JessC replied: Well... Do you have any like friends like around their? Just until Monday?

mom21kid2dogs replied: Call the domestic violence hotline NOW and get the info you need regarding yourself and Gavin. They have all the info you need and can provide you safe shelter. You don't need an attorney (most are not in for clients on the weekends without prior appt) you need a person who specializes in domestic violence.

gr33n3y3z replied: Call the cops and they can get an order from the judge to keep him away from you. CALL the police first and do a report you need a paper trail and if you have 1 already the 2nd will be much more help in your case.
But you have to sign against him ok
Then you will be given a court date to apear in court so the judge can hear you out.
But just bc you get a order that wont protect you
And since you have no place to go the judge may let you take Gavin out of state to your parents house.

Kristigirl replied: I just called and left a message...please call me back.

taylor&zachsmom replied: Oh wow.. I haven't been in here for a week or so. I am sorry to hear that things aren't going well. Where I live there is something called CAPSA (Citizens against physical sexual abuse) they help you get away from people (spouses/ so's) that have or might abuse you in any way. If you feel threatend by any way look in your yellow pages for a abuse shelter. They can refer you to someone that can help you out.

Keep us posted. I hope that things get better.

Christine

Jamison'smama replied: Hey, so sorry you are going through this. I know this is nothing new to you but it sounds like you were really hoping he had changed. Without intervention (and rarely even with intervention) things don't change. You go through the honeymoon stage again and then back to where you started. You know this can get way worse before it gets better.

The National Domestic Violence Hotline 1800-799-7233 or www.ndvh.org can help--they can at least be there to brainstorm ideas, support you or just listen--they can also direct you to your local domestic violence organizations who can provide more local support.

If you ever want more information about domestic violence, book suggestions etc. just PM me anytime (anyone can for that matter) this is what I did for a living pre-Jamison.

I am so so sorry--

bwalkerletters replied: Sorry to hear about all of this Lauren.........hope your situation gets better! Do what you have to do to keep yourself and Gavin safe. Neither of you should have to go through any of that.

amymom replied: Stay safe!

grouphug.gif

mammag replied: Lauren, I haven't been on and just saw this. Just wanted to let you know I'm praying for you and Gavin and have you in my thoughts. Take care!! grouphug.gif

Boys r us replied: Lauren, you need to just leave, it's not going to matter if Gavin misses his 4 mnth apt..the shots can wait a week until you can reschedule!!! You're his mommy and he needs you to protect him..at all costs!

My2Beauties replied: I'm with Nichole I just now saw this, I hope you got outta there!

jcc64 replied: I'm sorry for you and Gavin. It sounds like a horrible way to live, always waiting for the other shoe to drop. I hope you find a way out, there always is one, it just isn't so obvious sometimes.

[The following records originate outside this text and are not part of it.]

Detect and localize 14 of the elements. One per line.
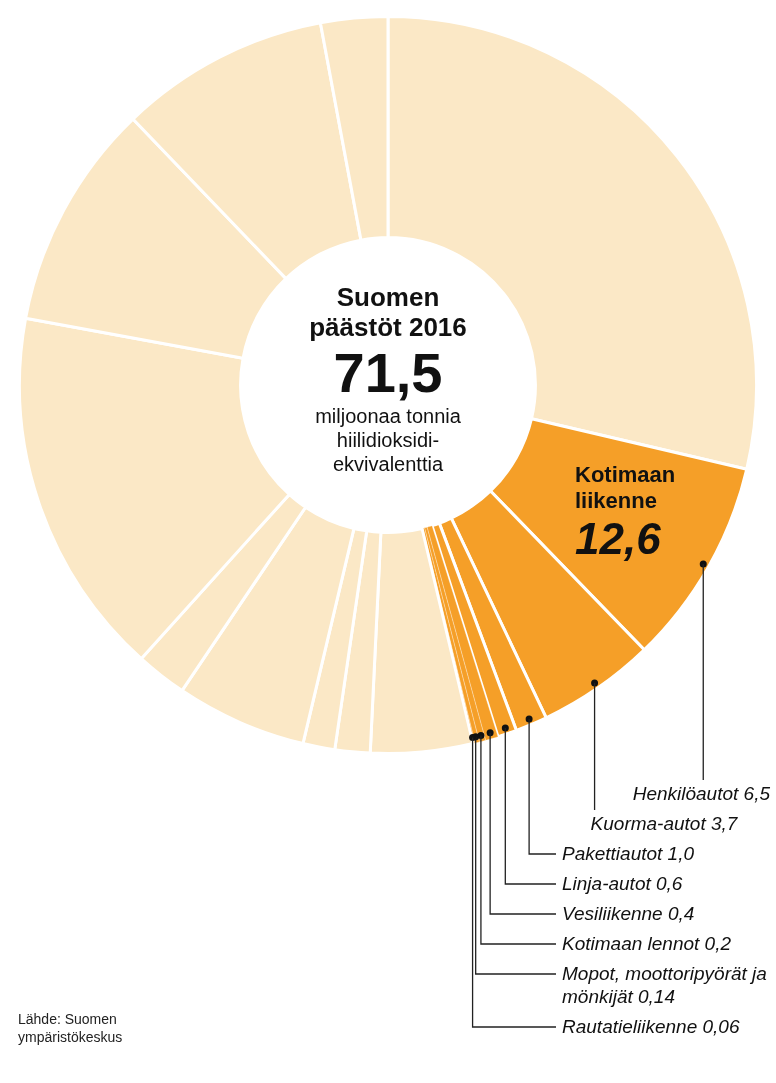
slice-label: Rautatieliikenne 0,06	[562, 1016, 740, 1037]
text: Lähde: Suomen ympäristökeskus	[18, 1010, 124, 1046]
slice-label: Henkilöautot 6,5	[632, 783, 771, 804]
text: 12,6	[575, 514, 662, 564]
slice-label: Mopot, moottoripyörät ja mönkijät 0,14	[562, 963, 767, 1007]
text: 71,5	[332, 341, 444, 404]
slice-label: Vesiliikenne 0,4	[562, 903, 695, 924]
text: Kotimaan liikenne	[575, 462, 677, 514]
text: Suomen päästöt 2016	[308, 282, 468, 342]
slice-label: Kuorma-autot 3,7	[590, 813, 739, 834]
slice-label: Pakettiautot 1,0	[562, 843, 695, 864]
text: miljoonaa tonnia hiilidioksidi-ekvivalenttia	[314, 404, 462, 476]
slice-label: Linja-autot 0,6	[562, 873, 683, 894]
slice-label: Kotimaan lennot 0,2	[562, 933, 732, 954]
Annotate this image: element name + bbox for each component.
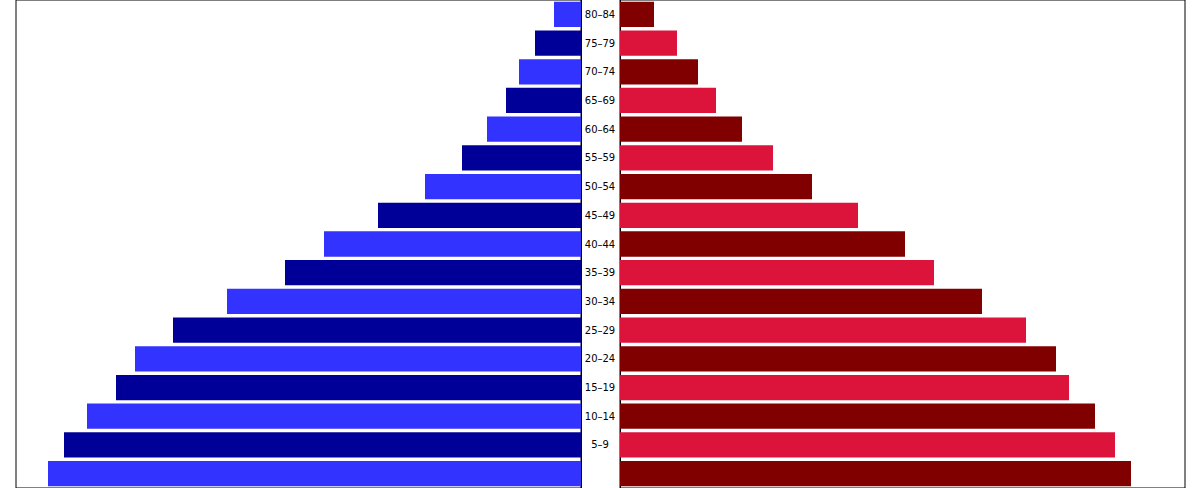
svg-text:15–19: 15–19 (585, 382, 615, 393)
svg-text:35–39: 35–39 (585, 267, 615, 278)
svg-text:20–24: 20–24 (585, 353, 615, 364)
svg-text:50–54: 50–54 (585, 181, 615, 192)
svg-text:10–14: 10–14 (585, 411, 615, 422)
svg-text:45–49: 45–49 (585, 210, 615, 221)
svg-text:60–64: 60–64 (585, 124, 615, 135)
svg-text:5–9: 5–9 (591, 439, 609, 450)
svg-text:80–84: 80–84 (585, 9, 615, 20)
svg-text:55–59: 55–59 (585, 152, 615, 163)
svg-text:30–34: 30–34 (585, 296, 615, 307)
svg-text:65–69: 65–69 (585, 95, 615, 106)
svg-text:75–79: 75–79 (585, 38, 615, 49)
svg-text:40–44: 40–44 (585, 239, 615, 250)
svg-text:70–74: 70–74 (585, 66, 615, 77)
svg-text:25–29: 25–29 (585, 325, 615, 336)
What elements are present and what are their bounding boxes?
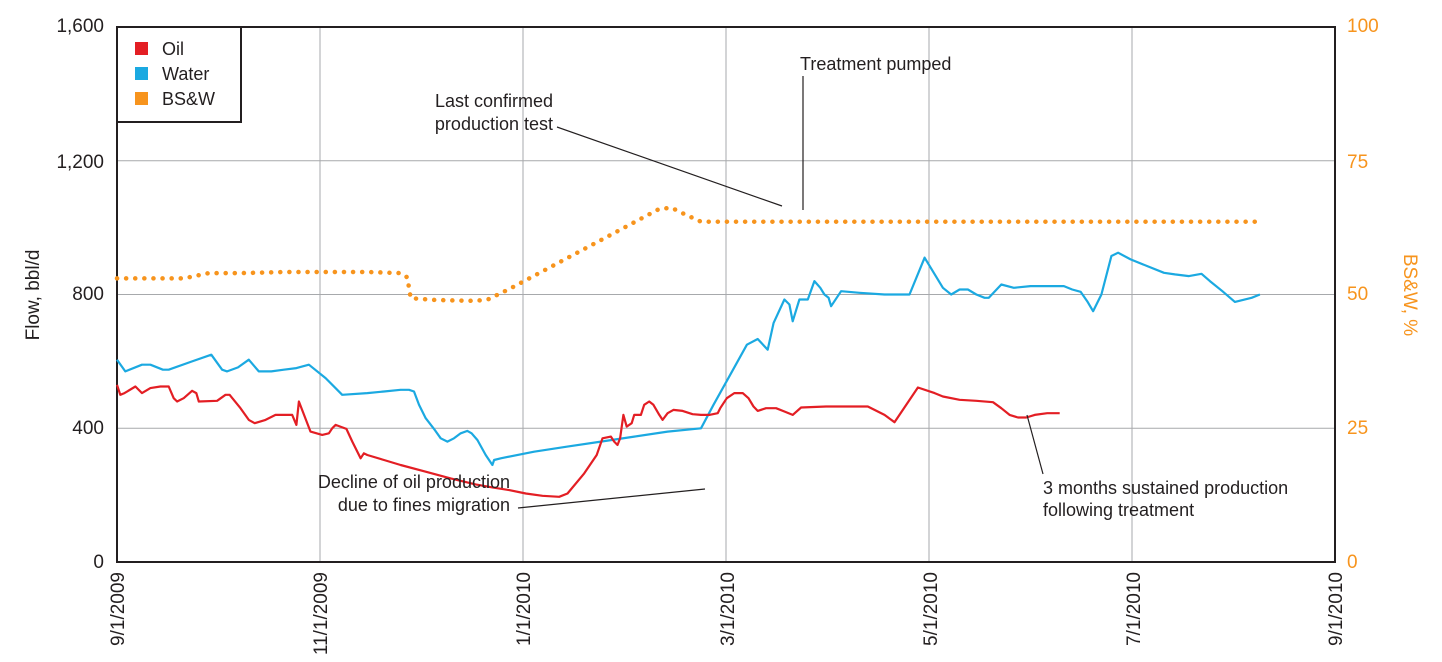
annotation-sustained-line1: 3 months sustained production [1043,478,1288,498]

boocoomomma replied: OMG, I just read this, and began to have flashbacks. I can only speak from experience, but once this kind of behavior starts, it gets worse. After 5 years of an emotional, mental, and physically abusive marriage, I got out. DD remembers the bad stuff, but ds doesn't. I just packed the kids up, called my mom, and left. Never went back either. He would have wound up killing me. It is still bad, but now at least we are safe. Think carefully about what kind of environment Gavin will be growing up in. I know from my past how hard it is, but you must keep yourself and the baby SAFE!!! That is the #1 priority. Praying for you and the baby.

3xsthefun replied: Lauren,

I'm sorry you are going through all of this. It really sounds like it would best for you and Gavin to leave. You need to keep Gavin and yourself safe!